The Black Watch
For All the World
ATOM Records
Heaven awaits John Andrew Fredrick, who gets his angel wings on For All the World. Outfitted with a feathery set for promotional photos accompanying the transcendent, yet approachable, new double album from his enraptured dream-pop vessel The Black Watch, now on its 25th voyage of record, Fredrick appears to be taken with the irony of it all, the imagery casting him as an earthbound, guitar-wielding everyman — wearing a hoodie, of course — with seraphic aspirations of flight. Maybe operating a drone is more his speed.
Diverging interests in mortality and faith, pipe dreams and lost love, as well as desire and the fickle recall of the human mind, are lifted from elegiac lyrics — Fredrick being a novelist and English professor, too — that probe and ponder, as The Black Watch eschews the ethereal for a less complicated, more direct tack.
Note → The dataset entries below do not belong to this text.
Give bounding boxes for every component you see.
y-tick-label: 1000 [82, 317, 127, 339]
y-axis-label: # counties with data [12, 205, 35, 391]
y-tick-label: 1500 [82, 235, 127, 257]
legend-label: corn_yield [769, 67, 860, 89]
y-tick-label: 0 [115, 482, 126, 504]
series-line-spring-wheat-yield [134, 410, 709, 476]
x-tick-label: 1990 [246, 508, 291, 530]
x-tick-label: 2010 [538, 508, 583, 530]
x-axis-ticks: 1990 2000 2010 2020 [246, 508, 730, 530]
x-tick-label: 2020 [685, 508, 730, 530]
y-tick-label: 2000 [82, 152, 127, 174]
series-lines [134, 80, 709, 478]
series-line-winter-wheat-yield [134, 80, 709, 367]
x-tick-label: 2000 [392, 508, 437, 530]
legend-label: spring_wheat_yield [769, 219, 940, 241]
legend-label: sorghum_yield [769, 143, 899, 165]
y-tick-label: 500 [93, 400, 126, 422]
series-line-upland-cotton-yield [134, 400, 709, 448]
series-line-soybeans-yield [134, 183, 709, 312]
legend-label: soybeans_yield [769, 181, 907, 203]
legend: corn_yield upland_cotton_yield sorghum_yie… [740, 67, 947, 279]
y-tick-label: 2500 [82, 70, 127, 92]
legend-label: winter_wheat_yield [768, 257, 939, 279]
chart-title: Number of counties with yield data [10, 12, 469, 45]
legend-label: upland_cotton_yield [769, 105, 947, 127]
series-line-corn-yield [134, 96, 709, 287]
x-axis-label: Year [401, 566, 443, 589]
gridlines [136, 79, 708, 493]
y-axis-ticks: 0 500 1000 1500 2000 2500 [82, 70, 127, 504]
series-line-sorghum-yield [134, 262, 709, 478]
That was an avenue they explored on 2004’s Weird Rooms, and the directional shift continues with For All the World, where the etchings are sharper than usual and straightaway propulsion often wins the day.
While the summery, samba-like sway and light acoustic plucking of an undulating “There’s a Place” and the misty English folk mystique of “The Hook Stuck” seem beautifully orphaned, stronger personalities sally forth confidently on For All the World. It must be the pleasing melodies and brisk tempos of a crisply distorted and playful “Surely You Rally” — howling in the distance — and a sublime and ridiculous dandy “Lord Marchpane,” as well as the cascading, sparkly “Fainting,” that catch the ear and keep hold with such an assured ease.
Then again, there are prettier and fuller realizations of The Black Watch aesthetic, such as the auroral psychedelic blowout “Madcap Girl” — its headful of blurred, disembodied mumble untroubled by faraway, streaming artillery softly bombing away in Floydian wonder — and a bittersweet “Not for Us,” its heart never healing quite right despite its lovely swells. With its big strumming and occasional triggers of jagged riffing, its textural variety and zooming chem trails, and how it gracefully traverses endlessly rolling topography, not to mention the sense of it folding in upon itself, “Maybe Tomorrow Then” is a headphone tour de force, like “Achilles Past.” In the latter, guitars weave in and out of traffic, percussive swathes of orchestral sounds overwhelm, and everything swirls, dives, and soars in epic fashion. The mellotron must be exhausted after such a workout.
On the other hand, the simple, jangly twirl and flute-like whisper of “The Knife Cliché” yield more affecting drama, while the glassy, gaseous, string-laden “Much More” scratches that shoegazer itch. The heady rush of “Listen You Wait” is powerful, just as “Effective Forthwith” revisits The Psychedelic Furs’ moody, New Wave darkness, with synth flyovers and strange melodic whorls. As grand as the title to For All the World is, it’s the ambition — enhanced by the creativity of Andy Creighton and Misha Bullock, in particular — and detailed songcraft at work here that are to be marveled at, along with multitudes of well-articulated guitar forays and flourishes. The Black Watch is back on duty.